In most cases, religion has played a significant role in fuelling the fights for freedom, which ultimately calls for the women participation as in the case of the civil rights in the US. Religion played a foremost role in the sparkling the advocacy for the civil rights of the African-Americans in the US with the main objective of initiating revolutionary social change[1]. Women participation during the civil rights also played an integral role in accelerating the civil rights movement. A number of historians consent the critical role that women, especially African-Americans, played in ensuring that there was racial equity. A notable woman figure during the civil rights movement is Rosa parks. Most of the women during the civil rights lobby group collaborated core religious leaders on accounts of choice, and bias that was based on racial and gender factors. This paper discusses the role that women and religion played during the time when the African-American populations were advocating for their civil rights.

It is arguably evident that religion played a forefront role in advocating for the civil rights to ensure social justice. In the South, the church served as a meeting place for the civil rights activists during the movement; basically, the church was considered as the symbol of the civil rights movement. This implies that the church symbolized the some of the core elements of freedom that were central towards the period of the civil rights activism. In addition, the church was considered as the only facility in the society that was not vulnerable to the core aspects that fuelled the civil rights activism like racism and women prejudice. The church was beyond the influence of the whites and the participants of the civil rights support found the church as a perfect place whereby they could air out their views and encourage the masses without the potential fear of the authorities. For the participants and other people who had keen interest in the proceedings of the civil rights movements, the church came as the bulletin board of the progresses that had been attained[2].

The socio-economic and political power of the civil rights activism was enclosed in the church, owing to the fact it was not susceptible to the opposition by the white supremacists. It is notable that most influential people during the time at which the African-Americans were advocating for their civil rights lobby group found in the south were mostly religious leaders, who played an integral role in bring up the masses to rise against the white supremacists. In addition, religion can be argued to have offered accommodation to people of all socio-economic status for a common goal to pursue freedom from white supremacists. This played an integral role in building up the confidence of the participants and most was willing to make the ultimate sacrifice to ensure that the goals of the civil rights movement were attained. Religion can be argued to have made significant contributions that culminated towards the success of the civil rights movement.  In addition the underlying themes that were used by the activists of the civil rights based on religious orientations, and most participants viewed the fight for civil rights as a just cause. It is notable that the Montgomery was the birth of the civil rights activism, evident by Martin Luther King and Rosa Parks, who were from the region and played a forefront role during the time of fighting for the civil rights of the African-American community.
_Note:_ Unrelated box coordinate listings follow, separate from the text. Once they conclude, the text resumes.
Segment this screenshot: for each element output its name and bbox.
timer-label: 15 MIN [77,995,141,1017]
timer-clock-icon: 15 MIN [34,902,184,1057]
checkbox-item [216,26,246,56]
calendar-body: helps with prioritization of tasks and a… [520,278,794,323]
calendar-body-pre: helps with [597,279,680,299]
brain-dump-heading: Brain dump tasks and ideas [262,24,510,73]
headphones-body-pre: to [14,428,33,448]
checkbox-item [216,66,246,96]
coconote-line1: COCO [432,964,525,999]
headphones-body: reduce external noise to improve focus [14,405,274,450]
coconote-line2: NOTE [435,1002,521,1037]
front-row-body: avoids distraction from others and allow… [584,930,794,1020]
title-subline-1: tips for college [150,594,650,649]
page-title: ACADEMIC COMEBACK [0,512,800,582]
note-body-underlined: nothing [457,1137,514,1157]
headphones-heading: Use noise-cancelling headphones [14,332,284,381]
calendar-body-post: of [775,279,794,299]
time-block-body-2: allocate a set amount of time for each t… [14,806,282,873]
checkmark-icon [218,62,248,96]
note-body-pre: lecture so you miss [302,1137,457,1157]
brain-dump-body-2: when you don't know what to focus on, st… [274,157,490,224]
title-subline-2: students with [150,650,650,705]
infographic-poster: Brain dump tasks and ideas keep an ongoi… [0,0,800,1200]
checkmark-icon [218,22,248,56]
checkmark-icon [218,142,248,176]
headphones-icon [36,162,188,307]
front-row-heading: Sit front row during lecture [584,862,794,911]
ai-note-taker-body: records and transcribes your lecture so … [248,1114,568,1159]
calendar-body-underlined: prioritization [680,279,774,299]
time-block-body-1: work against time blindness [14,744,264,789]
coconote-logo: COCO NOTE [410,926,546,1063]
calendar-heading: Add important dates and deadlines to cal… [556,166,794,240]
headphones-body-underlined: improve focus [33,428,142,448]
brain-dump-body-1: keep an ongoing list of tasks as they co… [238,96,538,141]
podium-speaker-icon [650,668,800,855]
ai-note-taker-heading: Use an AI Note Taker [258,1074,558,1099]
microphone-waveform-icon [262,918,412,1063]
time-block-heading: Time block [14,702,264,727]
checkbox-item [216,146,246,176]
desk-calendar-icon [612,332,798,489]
Women involvement in the civil rights movement also played a significant role in ensuring its success. Women figures such as Rosa Parks can be argued to have played a significant role in initiating the civil rights activism. Women worked in collaboration with the religious leaders to ensure that the goals and objectives of the civil rights activists were achieved. For instance, during 1955, Rosa Parks deliberately refused to give up her seat to a white person while in Montgomery; this resulted to mass boycott by many black women. This was the birth of advocacy for civil rights, as it served it ignite earlier attempts by activities that have failed to free the African Americans from the white man supremacy. The boycott went for over a year, after which Martin Luther King began to participate in advocating for civil rights. Rosa is considered as the mother of the movement that pioneered the advocacy for civil rights, who played an influential role in the elimination of the segregation laws associated with Jim Crow’s era, which was a milestone towards the quest for racial justice. Other women personalities that played an integral role in making the civil rights activism a triumph include Ella Baker, who was a labor organizer; Septima Poinsette Clark, who was an educator and activist under the National Association for the Advancement of Black Colored People; Fannie Lou Hamer, the co-founder of Mississippi Democratic Party; and Vivian Malone. It is arguably evident that the efforts of the women made significant background contributions towards ensuring that the civil rights activism was a victory[3].


Religion and women involvement was influential in ensuring the success of the civil rights advocacy by the African-Americans. Women worked in collaboration with religious leaders to ensure success of the civil rights movement.